Les ravisseurs du Missionnaire Canadien Ed Hughes exigent 45 000 $ US de rançon pour le remettre en liberté, sans quoi ils menacent de le tuer
Canadian Press
Thursday, June 22, 2006
PORT-AU-PRINCE (AP) - Les ravisseurs du missionnaire canadien Ed Hughes, enlevé dimanche en Haïti, exigent 45 000 $ US de rançon pour le remettre en liberté, sans quoi ils menacent de le tuer, a indiqué un proche mercredi, alors que les autorités s'efforçaient d'obtenir sa libération.
M. Hughes, qui est originaire de l'Ontario, a été kidnappé dans sa maison de Cabaret, au nord de la capitale Port-au-Prince, où il dirige un orphelinat. Des bandits ont fait irruption chez lui et ont mis à sac la propriété avant de s'enfuir avec le missionnaire, qui avait été gravement blessé il y a un peu plus d'un an dans un autre enlèvement impliquant un collègue.
La police haïtienne a affirmé que M. Hughes est âgé de 62 ans, mais selon d'autres informations, il serait septuagénaire.
Policiers et représentants des Nations unies tentaient, avec l'aide d'un médiateur haïtien, de négocier la libération du Canadien mais leurs efforts n'ont encore donné aucun résultat, a indiqué Nelson Ryman, codirecteur, avec M. Hughes, de l'orphelinat Tytoo Gardens.
"Le médiateur a demandé aux ravisseurs pourquoi ils avaient fait cela à un homme qui essaie seulement d'aider leur pays; ils ont répliqué qu'il n'avait pas encore été blessé, mais que s'ils ne recevaient pas l'argent, ils le tueraient", a dit M. Ryman de sa maison de Tampa, en Floride.
La capitale haïtienne est aux prises avec une série d'enlèvements qui font craindre un retour du chaos ayant suivi la révolte de février 2004. Celle-ci avait conduit au renversement de l'ex-président Jean-Bertrand Aristide et déclenché une vague de violence.
Seulement au cours du dernier mois, 29 personnes auraient été kidnappées dans la capitale, contre 15 en avril, selon la mission onusienne de maintien de la paix.

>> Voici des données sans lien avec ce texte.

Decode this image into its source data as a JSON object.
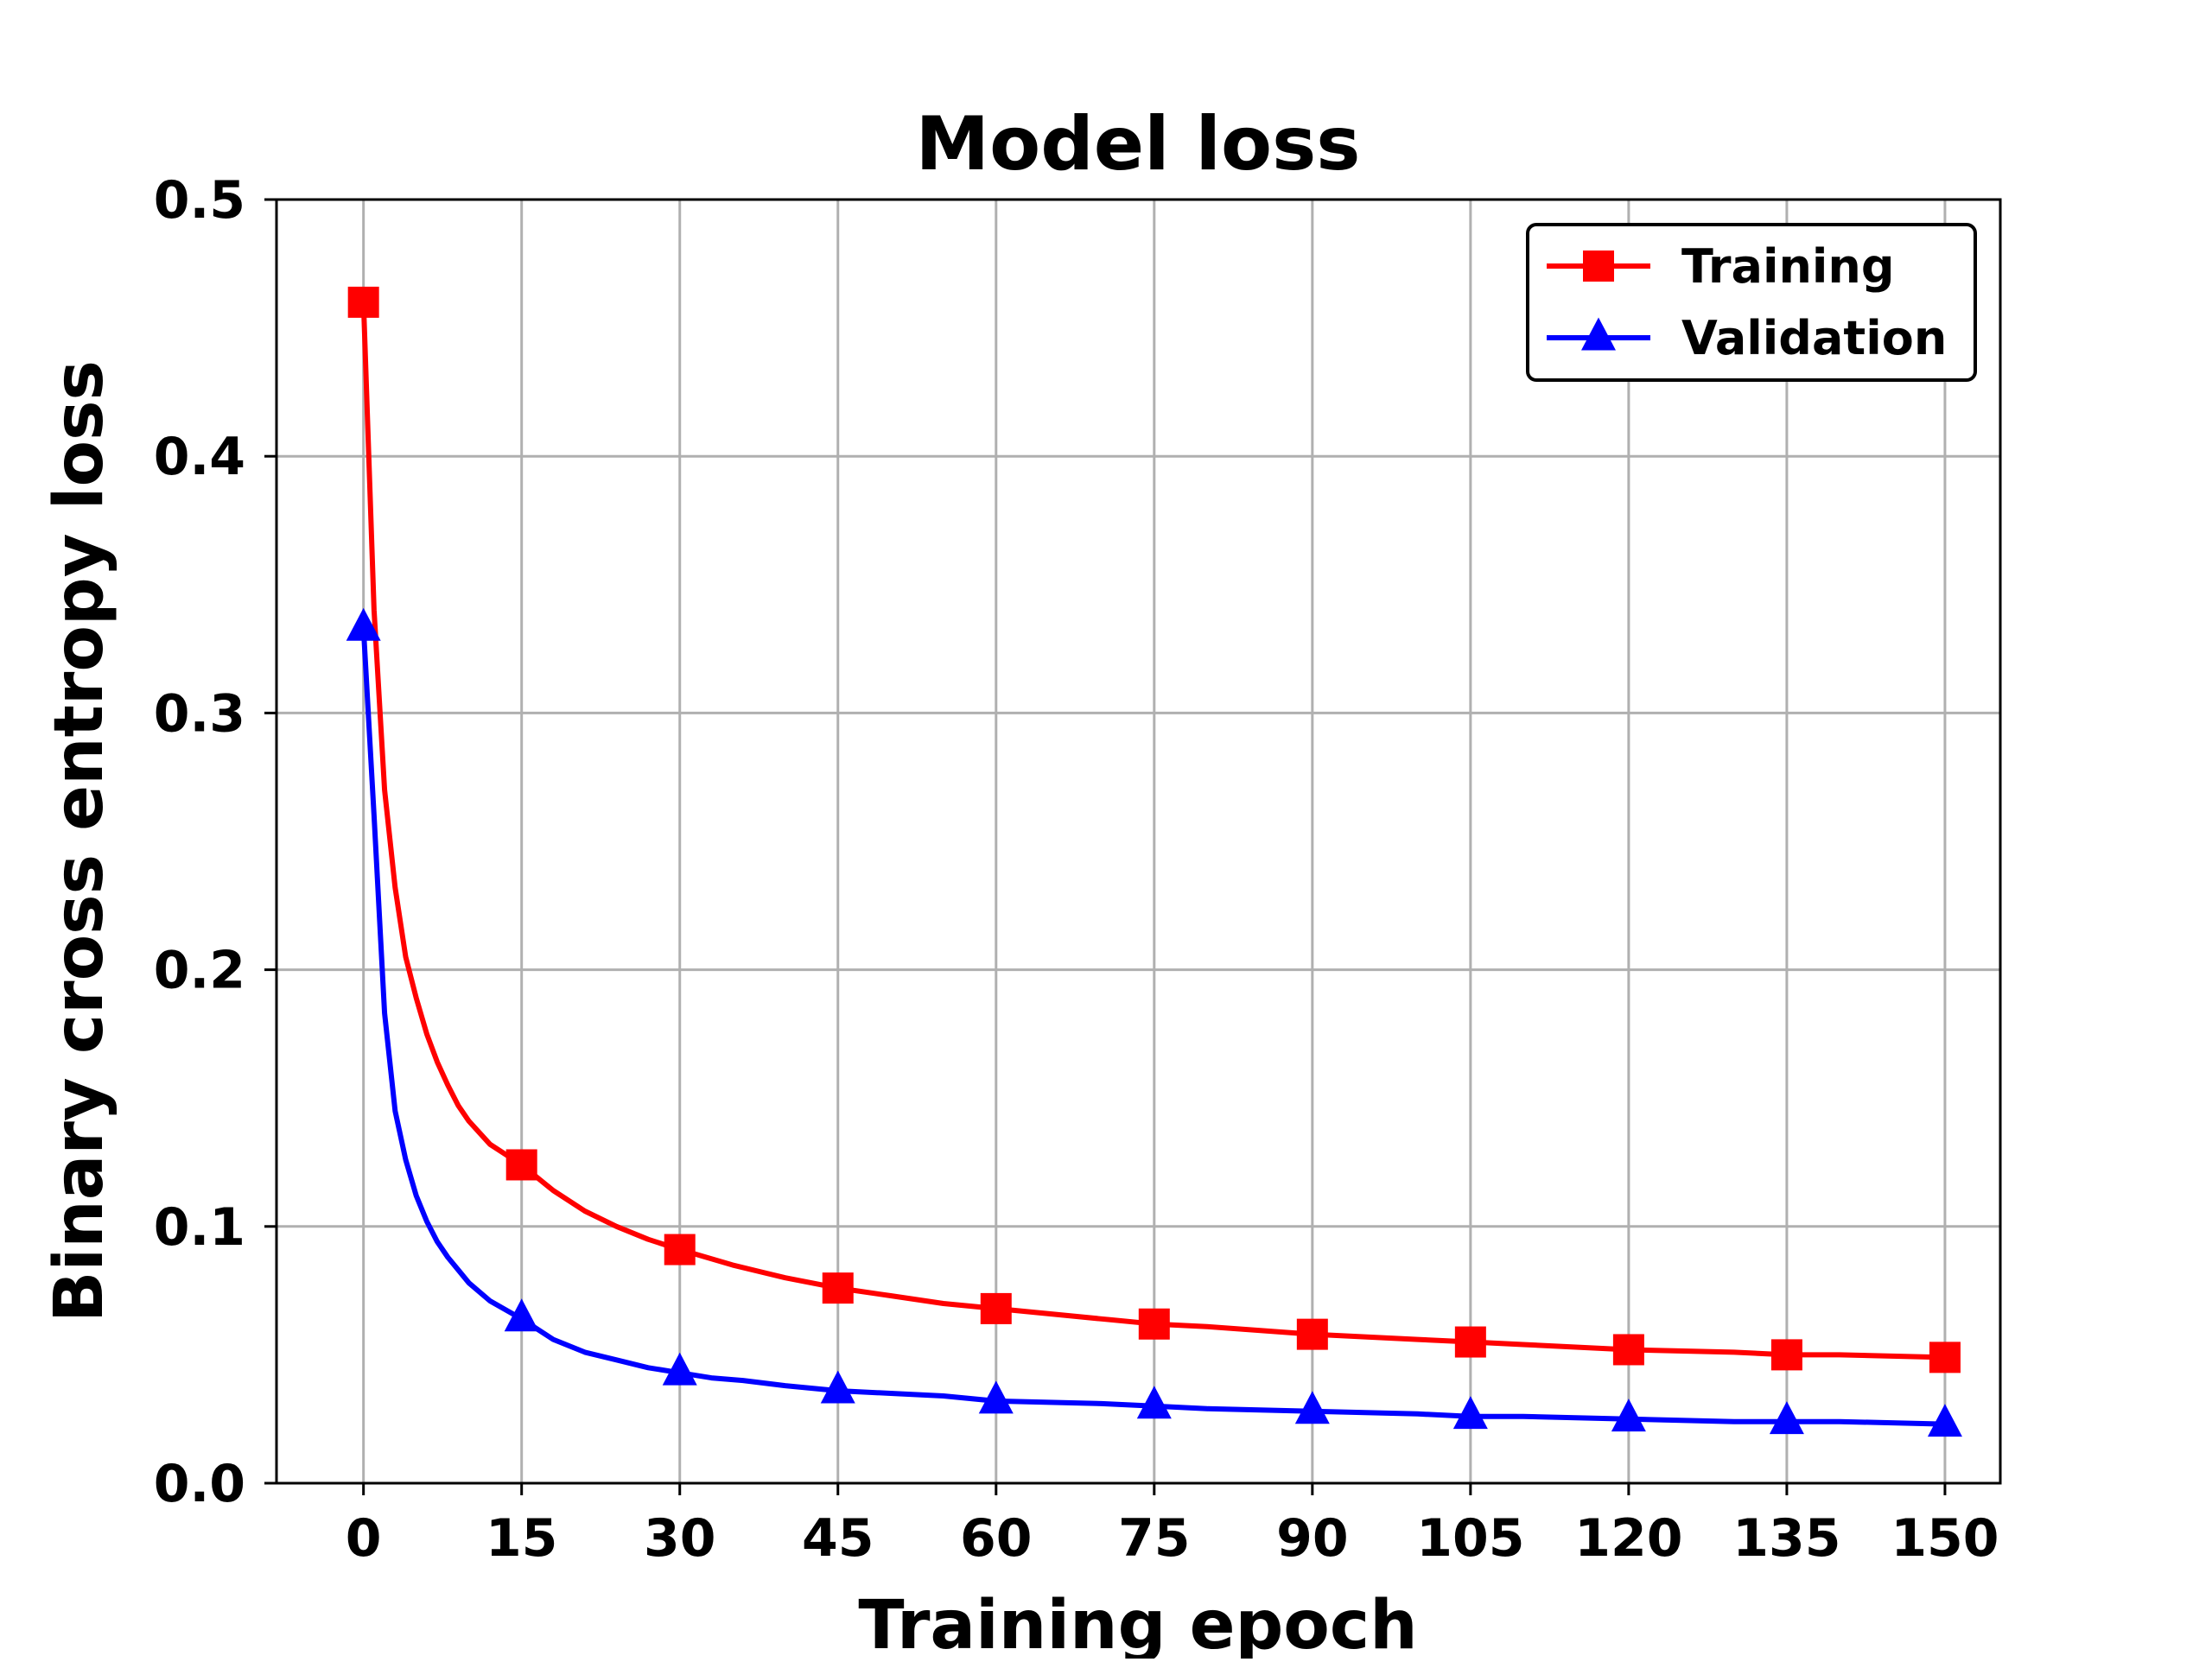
{
  "colors": {
    "background": "#ffffff",
    "axis": "#000000",
    "grid": "#b0b0b0",
    "training": "#ff0000",
    "validation": "#0000ff"
  },
  "chart_data": {
    "type": "line",
    "title": "Model loss",
    "xlabel": "Training epoch",
    "ylabel": "Binary cross entropy loss",
    "xlim": [
      -8.25,
      155.25
    ],
    "ylim": [
      0.0,
      0.5
    ],
    "xticks": [
      0,
      15,
      30,
      45,
      60,
      75,
      90,
      105,
      120,
      135,
      150
    ],
    "xtick_labels": [
      "0",
      "15",
      "30",
      "45",
      "60",
      "75",
      "90",
      "105",
      "120",
      "135",
      "150"
    ],
    "yticks": [
      0.0,
      0.1,
      0.2,
      0.3,
      0.4,
      0.5
    ],
    "ytick_labels": [
      "0.0",
      "0.1",
      "0.2",
      "0.3",
      "0.4",
      "0.5"
    ],
    "grid": true,
    "legend_position": "top-right",
    "series": [
      {
        "name": "Training",
        "color": "#ff0000",
        "marker": "square",
        "marker_every": 15,
        "x": [
          0,
          1,
          2,
          3,
          4,
          5,
          6,
          7,
          8,
          9,
          10,
          12,
          15,
          18,
          21,
          24,
          27,
          30,
          35,
          40,
          45,
          50,
          55,
          60,
          70,
          75,
          80,
          90,
          100,
          105,
          110,
          120,
          130,
          135,
          140,
          150
        ],
        "y": [
          0.46,
          0.34,
          0.27,
          0.232,
          0.205,
          0.189,
          0.175,
          0.164,
          0.155,
          0.147,
          0.141,
          0.132,
          0.124,
          0.114,
          0.106,
          0.1,
          0.095,
          0.091,
          0.085,
          0.08,
          0.076,
          0.073,
          0.07,
          0.068,
          0.064,
          0.062,
          0.061,
          0.058,
          0.056,
          0.055,
          0.054,
          0.052,
          0.051,
          0.05,
          0.05,
          0.049
        ]
      },
      {
        "name": "Validation",
        "color": "#0000ff",
        "marker": "triangle",
        "marker_every": 15,
        "x": [
          0,
          1,
          2,
          3,
          4,
          5,
          6,
          7,
          8,
          9,
          10,
          12,
          15,
          18,
          21,
          24,
          27,
          30,
          33,
          36,
          40,
          45,
          50,
          55,
          60,
          70,
          75,
          80,
          90,
          100,
          105,
          110,
          120,
          130,
          135,
          140,
          150
        ],
        "y": [
          0.333,
          0.26,
          0.183,
          0.145,
          0.126,
          0.112,
          0.102,
          0.094,
          0.088,
          0.083,
          0.078,
          0.071,
          0.064,
          0.056,
          0.051,
          0.048,
          0.045,
          0.043,
          0.041,
          0.04,
          0.038,
          0.036,
          0.035,
          0.034,
          0.032,
          0.031,
          0.03,
          0.029,
          0.028,
          0.027,
          0.026,
          0.026,
          0.025,
          0.024,
          0.024,
          0.024,
          0.023
        ]
      }
    ]
  }
}
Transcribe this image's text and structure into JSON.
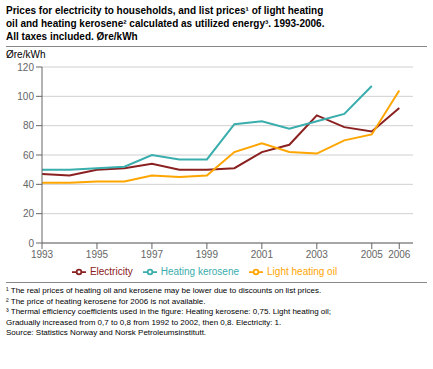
{
  "chart_data": {
    "type": "line",
    "title": "Prices for electricity to households, and list prices¹ of light heating\noil and heating kerosene² calculated as utilized energy³. 1993-2006.\nAll taxes included. Øre/kWh",
    "ylabel": "Øre/kWh",
    "x": [
      1993,
      1994,
      1995,
      1996,
      1997,
      1998,
      1999,
      2000,
      2001,
      2002,
      2003,
      2004,
      2005,
      2006
    ],
    "series": [
      {
        "name": "Electricity",
        "color": "#8B2020",
        "values": [
          47,
          46,
          50,
          51,
          54,
          50,
          50,
          51,
          62,
          67,
          87,
          79,
          76,
          92
        ]
      },
      {
        "name": "Heating kerosene",
        "color": "#3AADAD",
        "values": [
          50,
          50,
          51,
          52,
          60,
          57,
          57,
          81,
          83,
          78,
          83,
          88,
          107,
          null
        ]
      },
      {
        "name": "Light heating oil",
        "color": "#FFA500",
        "values": [
          41,
          41,
          42,
          42,
          46,
          45,
          46,
          62,
          68,
          62,
          61,
          70,
          74,
          104
        ]
      }
    ],
    "xlim": [
      1993,
      2006.5
    ],
    "xticks": [
      1993,
      1995,
      1997,
      1999,
      2001,
      2003,
      2005,
      2006
    ],
    "ylim": [
      0,
      120
    ],
    "yticks": [
      0,
      20,
      40,
      60,
      80,
      100,
      120
    ],
    "grid": true,
    "legend": "bottom",
    "annotations": [
      "¹ The real prices of heating oil and kerosene may be lower due to discounts on list prices.",
      "² The price of heating kerosene for 2006 is not available.",
      "³ Thermal efficiency coefficients used in the figure: Heating kerosene: 0,75. Light heating oil;",
      "Gradually increased from 0,7 to 0,8 from 1992 to 2002, then 0,8. Electricity: 1.",
      "Source: Statistics Norway and Norsk Petroleumsinstitutt."
    ]
  }
}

Mais le nombre réel de prises d'otages est probablement plus élevé, les familles des victimes préférant souvent négocier directement avec les ravisseurs plutôt que d'aviser la police - laquelle est parfois impliquée dans ces crimes.
M. Ryman, qui a quitté Haïti la semaine dernière, a affirmé que M. Hughes n'a plus de contact avec sa famille et ne peut payer la rançon demandée, qui équivaut à environ 50 000 $ CAN.
Les enlèvements mettent en relief la précarité de la situation en Haïti à la suite de la prestation de serment, le mois dernier, du président René Préval, qui s'est engagé à tenter de restaurer la sécurité afin d'attirer des emplois et des investissements dans le pays le plus pauvre de l'hémisphère occidental.
M. Hughes a perdu un bras après avoir essuyé des coups de feu en décembre 2005, en tentant d'empêcher l'enlèvement du missionnaire haïtien-américain Daniel Phelusmar. M. Phelusmar, qui avait été retenu en otage pendant quatre jours, a dit que M. Hughes avait décidé de rester en Haïti malgré le danger.
"La vie d'Ed est en Haïti. Il vit là depuis 15 ans et c'est chez lui, alors il a choisi de poursuivre sa mission", a commenté M. Phelusmar, qui vit aussi à Tampa. Selon lui, le kidnapping de son directeur pourrait compromettre la survie de l'orphelinat, qui héberge une vingtaine d'enfants et en nourrit 130 autres.
Mardi, la police avait effectué une opération dans la ville où M. Hughes a été enlevé, libérant un Haïtien victime de kidnapping et arrêtant quatre personnes. On ignore si les suspects étaient reliés à l'enlèvement du missionnaire canadien.